Causes of a Bad Night's Sleep: Health, Sleep Apnea, Psychology
Obviously, we now understand how major a detriment lack of sleep can be on your mental state, decision-making and health generally, but what if you're suffering from sleep deprivation and it's not your fault? There can be many simple, surprising things that interrupt a decent night's sleep, including:
- Health. Whilst health isn't a direct indicator of whether you're going to suffer from a bad night's sleep, it's a certainty that ill health can directly cause interrupted or restless night's sleep. For starters, obesity is a major contributor to sleep apnea, and with over 18 million Americans overweight, this is a problem that's probably more prevalent than you'd think.
- Sleep apnea. This is a disorder where the increased pressure on your chest and neck from being overweight causes complications in breathings, including shallow breaths and pauses in your respiratory pattern that can last up to several minutes at a time! This slowly starves your brain of oxygen, leading to daytime fatigue, muddied thinking and slower decisions, all things we can't afford in our line of work. So that's yet another reason to get to the gym.
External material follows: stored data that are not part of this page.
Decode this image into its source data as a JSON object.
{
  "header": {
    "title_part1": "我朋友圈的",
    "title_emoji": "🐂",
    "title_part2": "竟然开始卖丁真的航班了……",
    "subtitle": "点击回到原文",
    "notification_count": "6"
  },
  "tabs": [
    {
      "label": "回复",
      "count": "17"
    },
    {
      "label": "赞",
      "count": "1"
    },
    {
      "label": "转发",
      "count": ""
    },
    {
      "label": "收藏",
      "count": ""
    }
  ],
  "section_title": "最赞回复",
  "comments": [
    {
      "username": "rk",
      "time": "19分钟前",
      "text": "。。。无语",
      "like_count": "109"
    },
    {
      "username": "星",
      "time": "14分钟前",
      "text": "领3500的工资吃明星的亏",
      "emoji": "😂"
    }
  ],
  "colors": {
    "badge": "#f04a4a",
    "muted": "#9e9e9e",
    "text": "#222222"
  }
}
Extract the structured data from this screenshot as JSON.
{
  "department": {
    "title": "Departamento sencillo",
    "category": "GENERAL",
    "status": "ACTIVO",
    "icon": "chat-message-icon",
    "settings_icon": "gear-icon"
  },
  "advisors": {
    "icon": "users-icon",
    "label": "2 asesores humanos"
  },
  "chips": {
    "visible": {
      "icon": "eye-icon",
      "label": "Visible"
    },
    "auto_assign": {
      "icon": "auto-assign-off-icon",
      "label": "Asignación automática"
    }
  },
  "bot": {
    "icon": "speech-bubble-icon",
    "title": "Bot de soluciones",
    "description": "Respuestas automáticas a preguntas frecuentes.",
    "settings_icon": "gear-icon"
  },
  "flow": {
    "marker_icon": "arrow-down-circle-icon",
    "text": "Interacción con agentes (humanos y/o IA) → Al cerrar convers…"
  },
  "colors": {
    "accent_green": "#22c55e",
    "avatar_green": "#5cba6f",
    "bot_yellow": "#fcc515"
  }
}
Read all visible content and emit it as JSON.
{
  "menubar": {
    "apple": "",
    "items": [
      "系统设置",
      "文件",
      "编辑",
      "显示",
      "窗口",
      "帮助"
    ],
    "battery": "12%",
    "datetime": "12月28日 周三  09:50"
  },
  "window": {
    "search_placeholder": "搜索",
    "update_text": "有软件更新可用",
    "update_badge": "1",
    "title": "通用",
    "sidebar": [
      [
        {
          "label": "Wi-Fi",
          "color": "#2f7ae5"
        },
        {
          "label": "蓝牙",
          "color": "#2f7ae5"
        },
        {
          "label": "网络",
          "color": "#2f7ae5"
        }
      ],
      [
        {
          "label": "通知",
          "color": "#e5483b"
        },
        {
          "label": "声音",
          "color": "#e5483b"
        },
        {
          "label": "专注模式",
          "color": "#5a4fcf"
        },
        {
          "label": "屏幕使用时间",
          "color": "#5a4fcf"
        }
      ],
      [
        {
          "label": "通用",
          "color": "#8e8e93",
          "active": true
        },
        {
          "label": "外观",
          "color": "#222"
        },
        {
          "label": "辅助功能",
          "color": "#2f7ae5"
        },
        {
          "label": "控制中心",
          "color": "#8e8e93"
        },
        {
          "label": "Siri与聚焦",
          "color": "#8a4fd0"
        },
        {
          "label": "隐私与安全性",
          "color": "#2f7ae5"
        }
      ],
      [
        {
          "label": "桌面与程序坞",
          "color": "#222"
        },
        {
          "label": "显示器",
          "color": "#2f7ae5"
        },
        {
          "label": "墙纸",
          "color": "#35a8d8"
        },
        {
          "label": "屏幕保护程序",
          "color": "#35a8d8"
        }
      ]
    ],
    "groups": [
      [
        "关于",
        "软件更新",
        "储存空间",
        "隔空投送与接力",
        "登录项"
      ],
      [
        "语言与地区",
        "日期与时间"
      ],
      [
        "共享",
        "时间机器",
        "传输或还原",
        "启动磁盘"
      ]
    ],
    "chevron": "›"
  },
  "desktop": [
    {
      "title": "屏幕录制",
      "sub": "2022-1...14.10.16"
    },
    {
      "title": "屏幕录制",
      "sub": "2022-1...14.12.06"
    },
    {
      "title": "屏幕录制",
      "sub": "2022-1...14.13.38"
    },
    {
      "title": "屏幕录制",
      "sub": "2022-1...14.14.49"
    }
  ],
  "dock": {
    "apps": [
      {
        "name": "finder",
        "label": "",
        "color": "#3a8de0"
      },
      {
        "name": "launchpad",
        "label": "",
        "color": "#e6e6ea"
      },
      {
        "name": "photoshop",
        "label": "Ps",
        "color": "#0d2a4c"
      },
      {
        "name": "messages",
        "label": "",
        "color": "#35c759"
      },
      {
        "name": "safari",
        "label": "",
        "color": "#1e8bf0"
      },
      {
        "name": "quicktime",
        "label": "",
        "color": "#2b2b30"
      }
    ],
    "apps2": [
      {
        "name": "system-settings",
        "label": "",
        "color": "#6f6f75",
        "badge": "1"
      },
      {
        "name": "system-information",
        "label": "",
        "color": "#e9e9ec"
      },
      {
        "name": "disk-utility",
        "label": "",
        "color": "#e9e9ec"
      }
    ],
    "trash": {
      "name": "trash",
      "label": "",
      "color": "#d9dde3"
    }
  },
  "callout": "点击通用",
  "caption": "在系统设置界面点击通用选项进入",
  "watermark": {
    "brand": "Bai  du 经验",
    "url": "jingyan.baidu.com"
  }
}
- Psychology. But perhaps the top reason is the most obvious. It is much harder to get yourself into the mindset to sleep easily when there's something on your mind. I'm sure that we've all been worried about something upcoming, or had an argument with a boss or spouse, and let it affect our emotions.
If you're concerned about something, or there's something major occurring tomorrow, it's natural for it to play on your consciousness, and when you can't relax, you can't sleep. There is good reason for the old aphorism to count sheep to get some shuteye. It takes your mind off of the stresses of life and allows you to relax.
But suppose there is something that you just cannot dismiss. For example, there is a particular set of instructions or a complex problem that you are finding difficult to crack. Or you are faced with the difficult situation of having to let someone go and are definitely not looking forward to that. Then there's a trick for getting it out of your mind: Write it down!
This frees you up psychologically, letting you get that all-important rest. Plus, this method also seems to contribute to your subconscious working with the problem. There have been multiple times when I've been working on something that was initially outside of my comfort zone, only to wake up with the answer right there in front of me.